Unione popolare – È la lista elettorale voluta dall’ex magistrato e sindaco di Napoli, Luigi De Magistris, che raggruppa Rifondazione Comunista e Partito Popolare Italiano. Battezzata sulla falsa riga della francese Nupes – la melenchoniana Nouvelle Union Populaire Écologique et Social – è nata da un ritorno di fiamma fra Prc e Potere al popolo (le due formazioni di estrama sinistra si sono già candidate insieme nel 2018, hanno raccolto poco più dell’uno per cento, poi hanno divorziato) a cui si è aggiunto DeMa, il movimento di De Magistris. Ha come obiettivo quello di costruire un terzo polo, ma molto diverso da quello di Renzi, naturalmente, alleandosi con Fratoianni, Bonelli, I Cinque stelle e magari anche Michele Santoro.

Italia Sovrana e Popolare – Partito fondato lo scorso 1 agosto proprio in vista delle elezioni del 25 settembre.
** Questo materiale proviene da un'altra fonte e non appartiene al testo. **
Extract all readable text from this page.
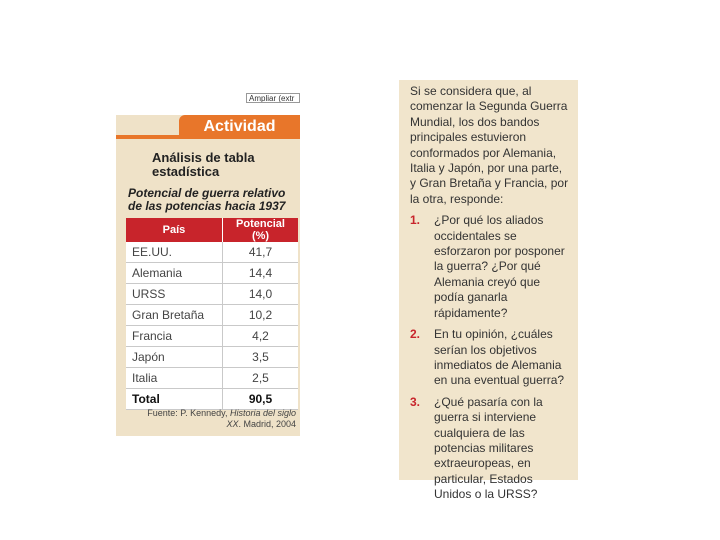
Ampliar (extr
Actividad
Análisis de tabla estadística
Potencial de guerra relativo de las potencias hacia 1937
País	Potencial (%)
EE.UU.	41,7
Alemania	14,4
URSS	14,0
Gran Bretaña	10,2
Francia	4,2
Japón	3,5
Italia	2,5
Total	90,5
Fuente: P. Kennedy, Historia del siglo XX. Madrid, 2004

Si se considera que, al comenzar la Segunda Guerra Mundial, los dos bandos principales estuvieron conformados por Alemania, Italia y Japón, por una parte, y Gran Bretaña y Francia, por la otra, responde:

1.	¿Por qué los aliados occidentales se esforzaron por posponer la guerra? ¿Por qué Alemania creyó que podía ganarla rápidamente?
2.	En tu opinión, ¿cuáles serían los objetivos inmediatos de Alemania en una eventual guerra?
3.	¿Qué pasaría con la guerra si interviene cualquiera de las potencias militares extraeuropeas, en particular, Estados Unidos o la URSS?
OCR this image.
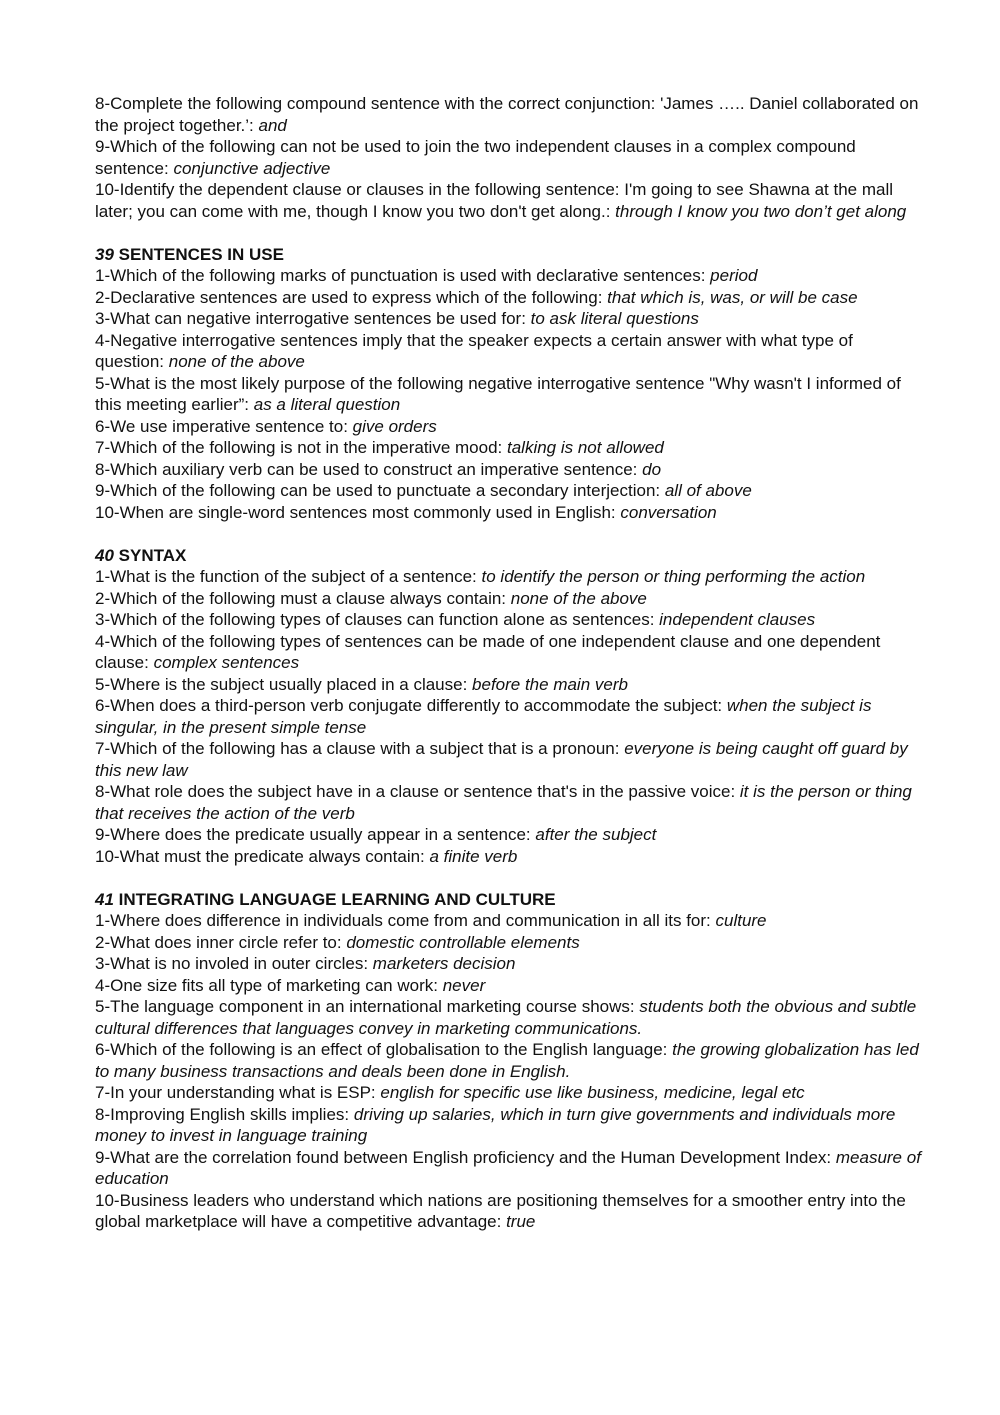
8-Complete the following compound sentence with the correct conjunction: 'James ….. Daniel collaborated on the project together.’: and

9-Which of the following can not be used to join the two independent clauses in a complex compound sentence: conjunctive adjective

10-Identify the dependent clause or clauses in the following sentence: I'm going to see Shawna at the mall later; you can come with me, though I know you two don't get along.: through I know you two don’t get along

39 SENTENCES IN USE

1-Which of the following marks of punctuation is used with declarative sentences: period

2-Declarative sentences are used to express which of the following: that which is, was, or will be case

3-What can negative interrogative sentences be used for: to ask literal questions

4-Negative interrogative sentences imply that the speaker expects a certain answer with what type of question: none of the above

5-What is the most likely purpose of the following negative interrogative sentence "Why wasn't I informed of this meeting earlier”: as a literal question

6-We use imperative sentence to: give orders

7-Which of the following is not in the imperative mood: talking is not allowed

8-Which auxiliary verb can be used to construct an imperative sentence: do

9-Which of the following can be used to punctuate a secondary interjection: all of above

10-When are single-word sentences most commonly used in English: conversation

40 SYNTAX

1-What is the function of the subject of a sentence: to identify the person or thing performing the action

2-Which of the following must a clause always contain: none of the above

3-Which of the following types of clauses can function alone as sentences: independent clauses

4-Which of the following types of sentences can be made of one independent clause and one dependent clause: complex sentences

5-Where is the subject usually placed in a clause: before the main verb

6-When does a third-person verb conjugate differently to accommodate the subject: when the subject is singular, in the present simple tense

7-Which of the following has a clause with a subject that is a pronoun: everyone is being caught off guard by this new law

8-What role does the subject have in a clause or sentence that's in the passive voice: it is the person or thing that receives the action of the verb

9-Where does the predicate usually appear in a sentence: after the subject

10-What must the predicate always contain: a finite verb

41 INTEGRATING LANGUAGE LEARNING AND CULTURE

1-Where does difference in individuals come from and communication in all its for: culture

2-What does inner circle refer to: domestic controllable elements

3-What is no involed in outer circles: marketers decision

4-One size fits all type of marketing can work: never

5-The language component in an international marketing course shows: students both the obvious and subtle cultural differences that languages convey in marketing communications.

6-Which of the following is an effect of globalisation to the English language: the growing globalization has led to many business transactions and deals been done in English.

7-In your understanding what is ESP: english for specific use like business, medicine, legal etc

8-Improving English skills implies: driving up salaries, which in turn give governments and individuals more money to invest in language training

9-What are the correlation found between English proficiency and the Human Development Index: measure of education

10-Business leaders who understand which nations are positioning themselves for a smoother entry into the global marketplace will have a competitive advantage: true
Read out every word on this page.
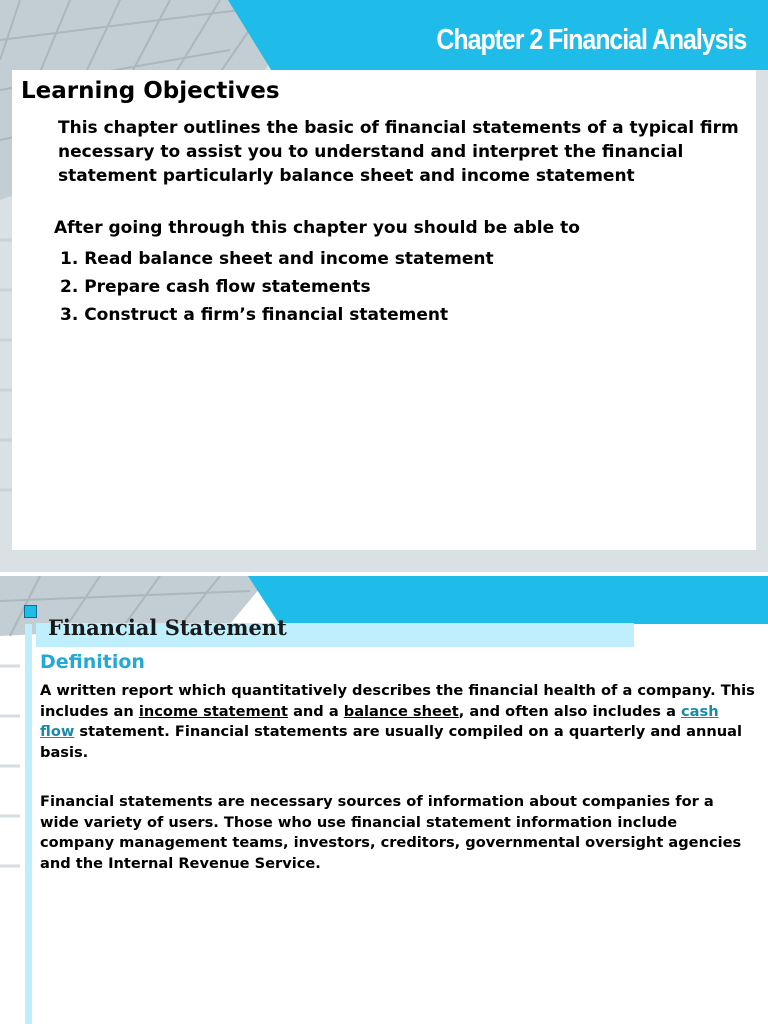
Chapter 2 Financial Analysis
Learning Objectives
This chapter outlines the basic of financial statements of a typical firm necessary to assist you to understand and interpret the financial statement particularly balance sheet and income statement
After going through this chapter you should be able to
1. Read balance sheet and income statement
2. Prepare cash flow statements
3. Construct a firm’s financial statement
Financial Statement
Definition
A written report which quantitatively describes the financial health of a company. This includes an income statement and a balance sheet, and often also includes a cash flow statement. Financial statements are usually compiled on a quarterly and annual basis.
Financial statements are necessary sources of information about companies for a wide variety of users. Those who use financial statement information include company management teams, investors, creditors, governmental oversight agencies and the Internal Revenue Service.
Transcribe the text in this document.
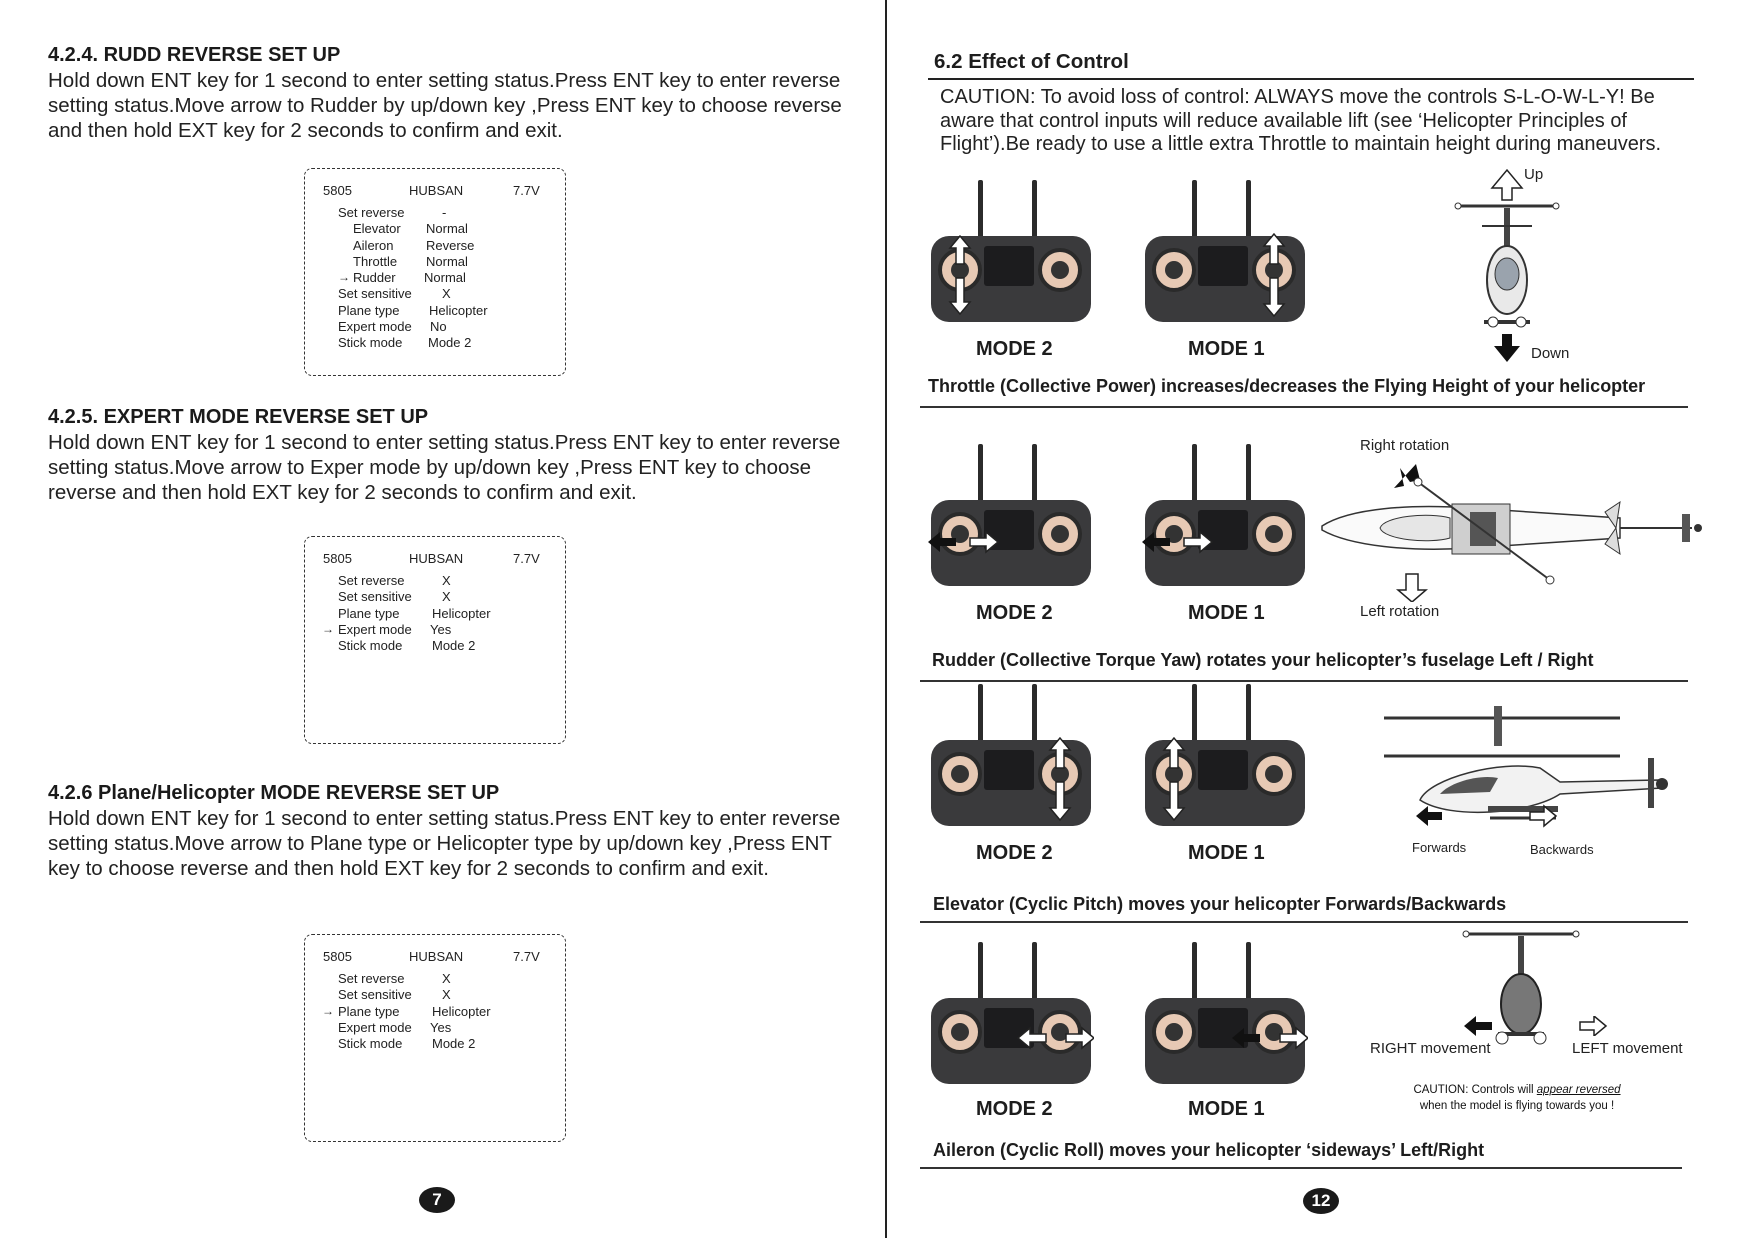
4.2.4. RUDD REVERSE SET UP
Hold down ENT key for 1 second to enter setting status.Press ENT key to enter reverse setting status.Move arrow to Rudder by up/down key ,Press ENT key to choose reverse and then hold EXT key for 2 seconds to confirm and exit.
5805	HUBSAN	7.7V
Set reverse	-
Elevator Normal
Aileron	Reverse
Throttle Normal
→ Rudder Normal
Set sensitive X
Plane type Helicopter
Expert mode No
Stick mode Mode 2
4.2.5. EXPERT MODE REVERSE SET UP
Hold down ENT key for 1 second to enter setting status.Press ENT key to enter reverse setting status.Move arrow to Exper mode by up/down key ,Press ENT key to choose reverse and then hold EXT key for 2 seconds to confirm and exit.
5805	HUBSAN	7.7V
Set reverse	X
Set sensitive X
Plane type	Helicopter
→ Expert mode Yes
Stick mode Mode 2
4.2.6 Plane/Helicopter MODE REVERSE SET UP
Hold down ENT key for 1 second to enter setting status.Press ENT key to enter reverse setting status.Move arrow to Plane type or Helicopter type by up/down key ,Press ENT key to choose reverse and then hold EXT key for 2 seconds to confirm and exit.
5805	HUBSAN	7.7V
Set reverse	X
Set sensitive X
→ Plane type	Helicopter
Expert mode Yes
Stick mode Mode 2
7
6.2 Effect of Control
CAUTION: To avoid loss of control: ALWAYS move the controls S-L-O-W-L-Y! Be aware that control inputs will reduce available lift (see ‘Helicopter Principles of Flight’).Be ready to use a little extra Throttle to maintain height during maneuvers.
MODE 2	MODE 1
Up
Down
Throttle (Collective Power) increases/decreases the Flying Height of your helicopter
MODE 2	MODE 1
Right rotation
Left rotation
Rudder (Collective Torque Yaw) rotates your helicopter’s fuselage Left / Right
MODE 2	MODE 1	Forwards	Backwards
Elevator (Cyclic Pitch) moves your helicopter Forwards/Backwards
MODE 2	MODE 1
RIGHT movement	LEFT movement
CAUTION: Controls will appear reversed
when the model is flying towards you !
Aileron (Cyclic Roll) moves your helicopter ‘sideways’ Left/Right
12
Nato da Marco Rizzo, segretario generale del Partito comunista, insieme a Francesco Toscano, Stefano D’Andrea, Antonio Ingroia, Francesca Donato, Igor Camilli, Antonella D’Angeli e Francesco Nappi, tutti molto diversi fra di loro ma uniti dalla lotta contro Nato, euro e “dittatura sanitaria”. Il loro nemico dichiarato è Mario Draghi.

Italexit – Partito né di destra né di sinistra, tantomeno di centro, formato essenzialmente da ex grillini ortodossi, che intentono portare l’Italia fuori da Ue e Nato. Fondatore e leader è Gianluigi Paragone. Saranno candidati il no green pass Stefano Puzzer e la no vax Alessandra Schilirò. Di tutti i partiti no-vax, è il più accreditato dai sondaggi.